Citi, layoffs, economy, Citigroup, banking

What will the loss of credit card late fees mean for America’s biggest banks?

A report Tuesday (March 5) by Goldman Sachs Equity Research examines the impact of lost revenue for these banks in the wake of the Consumer Financial Protection Bureau’s (CFPB) new rule that lowers those fees from as high as $32 to an average of $8.

“We expect large cap banks to take actions to mitigate the impact of lost revenue from late fee reduction that could include 1) an increase in APRs on new balances, 2) changes to sharing arrangements with retailers, and 3) the potential introduction of account maintenance fees, amongst others,” Goldman analyst Richard Ramsden wrote, per a report by Seeking Alpha.

The research estimated that the changes to late fees would have an average impact on earnings per share (EPS) of -2.4% in 2025. Citigroup would be hit hardest, Ramsden wrote, with a 6.4% estimated 2025 EPS impact, while PNC’s EPS impact would be just 0.7%.

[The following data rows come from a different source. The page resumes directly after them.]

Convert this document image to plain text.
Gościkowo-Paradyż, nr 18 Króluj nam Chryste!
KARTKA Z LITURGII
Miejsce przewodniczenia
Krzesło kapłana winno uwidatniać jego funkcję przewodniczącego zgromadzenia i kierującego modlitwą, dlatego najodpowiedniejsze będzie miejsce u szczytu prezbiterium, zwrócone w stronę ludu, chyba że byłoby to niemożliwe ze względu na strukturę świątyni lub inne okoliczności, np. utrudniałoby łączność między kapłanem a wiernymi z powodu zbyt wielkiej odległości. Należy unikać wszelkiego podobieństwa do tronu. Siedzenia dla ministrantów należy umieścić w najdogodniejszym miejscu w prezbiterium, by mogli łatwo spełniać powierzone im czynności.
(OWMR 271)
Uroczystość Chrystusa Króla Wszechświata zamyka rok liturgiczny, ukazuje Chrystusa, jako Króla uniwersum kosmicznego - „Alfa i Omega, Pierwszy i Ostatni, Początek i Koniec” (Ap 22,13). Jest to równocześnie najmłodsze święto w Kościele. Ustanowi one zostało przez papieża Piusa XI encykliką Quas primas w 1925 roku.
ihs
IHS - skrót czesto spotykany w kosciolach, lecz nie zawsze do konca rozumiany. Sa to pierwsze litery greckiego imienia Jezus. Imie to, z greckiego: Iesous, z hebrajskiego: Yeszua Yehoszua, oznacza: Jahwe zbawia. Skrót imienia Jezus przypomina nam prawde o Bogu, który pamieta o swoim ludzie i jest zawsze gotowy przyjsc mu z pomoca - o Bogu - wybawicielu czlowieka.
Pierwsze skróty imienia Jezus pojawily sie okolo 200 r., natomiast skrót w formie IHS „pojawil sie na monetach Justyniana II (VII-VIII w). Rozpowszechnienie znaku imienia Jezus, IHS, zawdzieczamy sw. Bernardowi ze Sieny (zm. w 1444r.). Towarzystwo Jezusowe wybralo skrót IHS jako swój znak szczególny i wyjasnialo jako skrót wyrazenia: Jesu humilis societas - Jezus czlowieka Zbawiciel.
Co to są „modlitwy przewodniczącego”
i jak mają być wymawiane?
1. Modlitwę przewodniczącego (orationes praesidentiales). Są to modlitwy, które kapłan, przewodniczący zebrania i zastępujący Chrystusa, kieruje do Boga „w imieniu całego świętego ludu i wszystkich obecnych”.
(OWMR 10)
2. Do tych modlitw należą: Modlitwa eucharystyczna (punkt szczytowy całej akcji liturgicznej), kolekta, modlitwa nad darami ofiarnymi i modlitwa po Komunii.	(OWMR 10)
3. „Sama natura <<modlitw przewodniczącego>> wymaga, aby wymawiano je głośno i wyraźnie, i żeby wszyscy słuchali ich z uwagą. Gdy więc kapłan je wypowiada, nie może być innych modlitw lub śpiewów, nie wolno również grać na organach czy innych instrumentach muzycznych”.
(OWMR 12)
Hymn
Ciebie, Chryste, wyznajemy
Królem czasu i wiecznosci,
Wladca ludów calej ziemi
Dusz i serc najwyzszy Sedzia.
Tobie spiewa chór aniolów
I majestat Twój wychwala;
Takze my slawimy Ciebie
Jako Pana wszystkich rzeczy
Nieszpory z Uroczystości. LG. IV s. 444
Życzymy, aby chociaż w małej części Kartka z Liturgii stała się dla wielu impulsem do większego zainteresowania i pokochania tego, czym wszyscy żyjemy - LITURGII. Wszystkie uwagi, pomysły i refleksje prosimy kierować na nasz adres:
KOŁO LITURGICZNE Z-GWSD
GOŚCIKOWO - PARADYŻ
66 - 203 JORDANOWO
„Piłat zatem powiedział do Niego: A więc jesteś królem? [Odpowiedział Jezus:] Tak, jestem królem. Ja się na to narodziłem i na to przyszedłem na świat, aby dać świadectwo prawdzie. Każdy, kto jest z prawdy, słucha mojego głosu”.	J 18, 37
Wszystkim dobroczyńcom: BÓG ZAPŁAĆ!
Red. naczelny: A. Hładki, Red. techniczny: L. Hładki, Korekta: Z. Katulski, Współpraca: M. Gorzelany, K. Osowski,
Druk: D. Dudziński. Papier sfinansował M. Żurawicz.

Goldman’s findings came in the wake of the CFPB’s announcement Tuesday that it had finalized the rule change for credit card late fees. The rule applies to the largest issuers, those with more than 1 million open accounts.

“Today, the credit card industry hauls in more than $14 billion in late fee revenue each year, which our research shows is more than five times the companies’ associated costs,” CFPB Director Rohit Chopra said in a news release announcing the change.

“They charge these fees to consumers even when their payment is only a little bit late or when it’s out of their control.”

The American Banks Association has criticized the rule change, arguing that the CFPB would end up preventing competition, reduce credit access and lead to higher debt.

Last month, the CFPB issued a report showing that the largest credit card issuers charged consumers interest rates that were 8 to 10 points higher than those found at small- to medium-sized banks and credit unions.

Meanwhile, PYMNTS wrote Tuesday that the CFPB’s rule change could negatively affect banks’ ability to invest in innovation.

“The dwindling, capped pool of fees may give the regulators grist for the headline mill, but eventually, the move may have unintended consequences as banks look to cut costs elsewhere to offset the impact by trimming some services and product features,” the report said.